Come On, Don’t Be Mad…

Me (sheepishly):  Hi, Blog.

Blog (nose in the air,{if blogs had noses}): I’m not speaking to you.

Me:  I know, I don’t blame you.  I’ve been neglecting you and you deserve better than that.

Blog:  Ya think?  What’ve you been doing that’s been SO important that you can’t take the time to come over here and jot something down?  Your memory sucks, that’s why I’m HERE!  (Pouts lip out {if blogs had lips}) I’ve missed you.  You make me feel as if I’m not important, not needed anymore.

Me:  No, no, sweet bloggy, I do need you! I can’t remember anything without your help!  And I’ve missed you too.  But…school ended and it’s summertime and there’s the beach house…

Blog (scoffs): You have internet access at the beach house now…

Me: Yeah, I know.  We don’t have to jack it from Jeff anymore.  I did bring my laptop out last time we went out but you know it’s all f*cked up and the cover has to be propped up and all, so it’s a pain in the neck.  And I had my work friends and Beena, John and Super Jesse and Rob out to the house and we drank a LOT.  Then we went to that free concert on the Riverfront and saw fireworks and drank a LOT.  Before you knew it, it was the Fourth of July and we all went to the beach and drank a LOT.  I don’t remember much of that weekend.

Blog (sotto voce {if blogs had a voice}) You wouldn’t remember anyway…

Me: I’m sorry!  Then, when we got home, I had to make that cake for my manager, Bill.  That took me two days to do…

Blog: At least you got the refrigerator cleaned out.  AND got playing with fondant out of your system.

Me: Yes!  See?  Never again will I play with fondant. Work was crazy, too.  I was busy.  Last week was allocation week.

Blog (interrupting): Yuck, I know how that goes.

Me: And next week Zombiegirl goes to camp.

Blog: So you’ll be on vacation!

Me: Yup.

Blog: So you’ll be able to pay more attention to me?

Me (hesitating): Um, yup…

Blog: WHAT?

Me:  Well, I’m in the middle of working on a few very important things and we’ll probably be at the beach house renovating the kitchen and I wanted to sand the floors in the upstairs hallway at home…

Blog: Riiight.  Like you’ll do any of those things.  Big plans, Mamasoo, big plans that you know you probably won’t get to.  You’ll most likely end up sitting on the beach drinking Coronas waiting for Zombiegirl to go swimming with her camp mates.

Me: Bud Lime.

Blog: What?

Me: Bud Lime.  That’s what I’m drinking these days.  Or Jack and Diet Coke with lime.  Really, anything with lime.

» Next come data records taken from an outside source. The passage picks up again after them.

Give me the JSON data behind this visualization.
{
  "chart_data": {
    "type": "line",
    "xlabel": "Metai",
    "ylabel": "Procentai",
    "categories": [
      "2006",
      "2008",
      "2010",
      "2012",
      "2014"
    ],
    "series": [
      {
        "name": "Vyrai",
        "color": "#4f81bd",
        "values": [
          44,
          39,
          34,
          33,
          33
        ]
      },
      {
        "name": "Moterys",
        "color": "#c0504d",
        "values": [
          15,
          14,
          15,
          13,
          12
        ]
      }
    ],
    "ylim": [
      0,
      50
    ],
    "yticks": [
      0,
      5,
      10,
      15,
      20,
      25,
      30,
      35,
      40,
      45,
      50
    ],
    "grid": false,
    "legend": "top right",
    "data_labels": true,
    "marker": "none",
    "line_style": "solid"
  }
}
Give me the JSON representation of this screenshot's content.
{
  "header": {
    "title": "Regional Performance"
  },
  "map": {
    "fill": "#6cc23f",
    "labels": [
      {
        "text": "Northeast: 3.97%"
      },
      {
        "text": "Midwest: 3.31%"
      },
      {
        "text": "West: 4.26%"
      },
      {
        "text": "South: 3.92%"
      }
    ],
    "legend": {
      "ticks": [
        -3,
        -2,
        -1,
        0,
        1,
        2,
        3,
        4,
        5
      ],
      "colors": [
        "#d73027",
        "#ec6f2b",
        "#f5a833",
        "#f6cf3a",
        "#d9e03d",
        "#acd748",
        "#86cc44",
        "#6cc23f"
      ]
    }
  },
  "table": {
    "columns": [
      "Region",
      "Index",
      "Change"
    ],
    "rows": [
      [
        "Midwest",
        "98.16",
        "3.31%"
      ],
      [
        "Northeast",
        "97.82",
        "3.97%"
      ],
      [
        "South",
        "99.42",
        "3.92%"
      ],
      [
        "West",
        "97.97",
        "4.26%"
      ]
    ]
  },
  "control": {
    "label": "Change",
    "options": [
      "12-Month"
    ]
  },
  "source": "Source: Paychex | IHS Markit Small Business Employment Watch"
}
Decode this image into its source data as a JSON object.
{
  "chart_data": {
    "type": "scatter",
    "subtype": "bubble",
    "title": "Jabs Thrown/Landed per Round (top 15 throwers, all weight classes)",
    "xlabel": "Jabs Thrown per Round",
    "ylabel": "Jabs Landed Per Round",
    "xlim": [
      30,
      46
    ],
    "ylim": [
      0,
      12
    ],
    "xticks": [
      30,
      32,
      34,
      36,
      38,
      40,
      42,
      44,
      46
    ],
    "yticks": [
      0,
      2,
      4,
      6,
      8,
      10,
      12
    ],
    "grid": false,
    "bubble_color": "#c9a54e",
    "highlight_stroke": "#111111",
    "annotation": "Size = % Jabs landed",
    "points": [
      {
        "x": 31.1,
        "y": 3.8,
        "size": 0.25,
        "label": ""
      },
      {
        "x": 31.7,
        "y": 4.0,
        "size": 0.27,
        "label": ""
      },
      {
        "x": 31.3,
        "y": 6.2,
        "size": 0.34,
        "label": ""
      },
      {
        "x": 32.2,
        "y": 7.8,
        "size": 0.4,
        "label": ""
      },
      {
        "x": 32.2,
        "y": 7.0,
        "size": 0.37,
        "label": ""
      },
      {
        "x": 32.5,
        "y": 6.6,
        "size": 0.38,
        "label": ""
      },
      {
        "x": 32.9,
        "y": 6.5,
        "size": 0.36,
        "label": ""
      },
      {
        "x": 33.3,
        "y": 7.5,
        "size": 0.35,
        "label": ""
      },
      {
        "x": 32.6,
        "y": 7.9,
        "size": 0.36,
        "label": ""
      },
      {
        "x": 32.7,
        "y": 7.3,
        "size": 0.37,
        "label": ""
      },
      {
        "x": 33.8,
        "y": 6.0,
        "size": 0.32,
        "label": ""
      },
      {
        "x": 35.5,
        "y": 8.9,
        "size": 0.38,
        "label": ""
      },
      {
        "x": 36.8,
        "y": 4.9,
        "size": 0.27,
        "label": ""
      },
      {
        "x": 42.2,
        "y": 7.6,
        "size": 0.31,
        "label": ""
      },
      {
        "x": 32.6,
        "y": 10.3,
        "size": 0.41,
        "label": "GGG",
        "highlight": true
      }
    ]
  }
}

Blog: Argh!  (rolls eyes {if blogs had eyes}) Okay, whatever.  I’m sure you’d much rather be drinking on the beach than doing any of those “important” projects.  Be realistic.  You won’t get anything done, so you’ll have all the time in the world to catch up here with the posts you’ve already drafted and all the stuff you’ve been meaning to write about.  And I need my pictures cleaned out so you can upload more.  You need to post about your dad’s birthday gift to you and you KNOW that post is going to be picture heavy.

Me: Yeah, well, I’ll try.  I do have a lot to write down.   I need to go through my Web Pals and Links I Love pages as well.  Seems I’m not the only one not updating their blog lately.

Blog: Concern yourself with me first before you start visiting other people’s blogs.

Me:  Don’t get your panties in a bunch.

Blog (laughing out loud):  If blogs only wore panties.